Sosyal Medya

Köşe Yazıları

Geçen Zamanın Anatomisi

yazar

Yayınlayan

on

Son zamanlarda sık sık aklıma düşen bir konu “zaman” . Ya ben farketmeden kendisiyle olan ilişkimiz değişti ya da nasıl olduysa zaman, birdenbire yaşamımızda var olma hızını artırma kararı aldı!

Zihnimde beliren “kontrolden çıkmışcasına koşan zaman” algısı kendini daha sık hatırlatmaya başladığından beri, bir yerlerde yanlış yapıp yapmadığımı düşünüyorum. Mesela günlere çok mu fazla şey sığdırmaya çalışıyorum? Hayatımı yavaşlatma konusunda hatırı sayılır bir yol katettiğimi düşünsem de frene biraz daha güçlü mü basmam gerekiyor? Diğer taraftan, görünen o ki benzer hislere sahip olan bir tek ben değilim. Kiminle konuşsam benzer serzeniş; “haftaların, ayların hızına yetişemiyorum!” Söz konusu kalan sürenin azalması olunca “adaam sen de” diyemiyor elbette insan. Bir sona yaklaşma hissi kaçınılmaz ve hızlı geçen zaman pek de dört gözle beklenmeyen yaşlılığı müjdeleyip duruyor!

Hız ve zaman üzerine yazılıp çizilene biraz göz atınca, odaklanma, fiziksel durum, ruh halimiz, yaşla birlikte azalan bilgiyi işleme hızı gibi farklı etmenlerin zaman algımızı değiştirdiğini gösteren araştırmalar insanın önüne yığılıyor.
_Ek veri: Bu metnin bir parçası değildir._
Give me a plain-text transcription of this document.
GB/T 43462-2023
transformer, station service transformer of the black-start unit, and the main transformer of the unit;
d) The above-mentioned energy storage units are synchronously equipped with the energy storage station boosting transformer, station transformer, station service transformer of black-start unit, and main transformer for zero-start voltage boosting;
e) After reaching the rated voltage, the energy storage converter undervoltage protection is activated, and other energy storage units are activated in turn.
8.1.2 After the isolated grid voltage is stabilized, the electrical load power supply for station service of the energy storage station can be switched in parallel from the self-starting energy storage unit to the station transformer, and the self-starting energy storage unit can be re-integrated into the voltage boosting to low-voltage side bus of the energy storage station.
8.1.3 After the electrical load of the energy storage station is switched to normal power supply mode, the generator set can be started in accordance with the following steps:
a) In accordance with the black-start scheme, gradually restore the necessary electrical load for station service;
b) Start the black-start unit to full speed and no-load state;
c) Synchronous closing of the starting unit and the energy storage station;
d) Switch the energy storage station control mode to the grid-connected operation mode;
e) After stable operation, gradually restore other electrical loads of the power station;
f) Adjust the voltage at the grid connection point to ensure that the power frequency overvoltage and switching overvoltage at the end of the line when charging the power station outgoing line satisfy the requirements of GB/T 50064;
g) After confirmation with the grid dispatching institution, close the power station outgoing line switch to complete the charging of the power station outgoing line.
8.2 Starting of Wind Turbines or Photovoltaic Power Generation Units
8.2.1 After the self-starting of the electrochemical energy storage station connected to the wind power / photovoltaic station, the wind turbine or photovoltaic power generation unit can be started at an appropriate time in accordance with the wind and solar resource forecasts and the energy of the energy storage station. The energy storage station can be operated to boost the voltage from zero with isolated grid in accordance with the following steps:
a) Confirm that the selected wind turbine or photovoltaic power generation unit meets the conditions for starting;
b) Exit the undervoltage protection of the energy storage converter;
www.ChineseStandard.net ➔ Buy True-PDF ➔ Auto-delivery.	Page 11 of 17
Ancak kanımca, tüm bu iyi niyetli bilgilerin ötesinde “zaman”la uzlaşmak adına tek bir önemli nokta var; onunla nasıl bir kişisel ilişki kurduğumuz.

Kimilerinin savunduğu gibi bu hayattaki amacımız geçen zamana yenilmemek mi olmalı? Peki ama bu, hayat boyu sürecek yorucu bir mücadele anlamına gelmez mi? Ya da biz zamanı unutursak o da bizim yakamızı bırakır ve herşey öylece istediğimiz anda donar mı?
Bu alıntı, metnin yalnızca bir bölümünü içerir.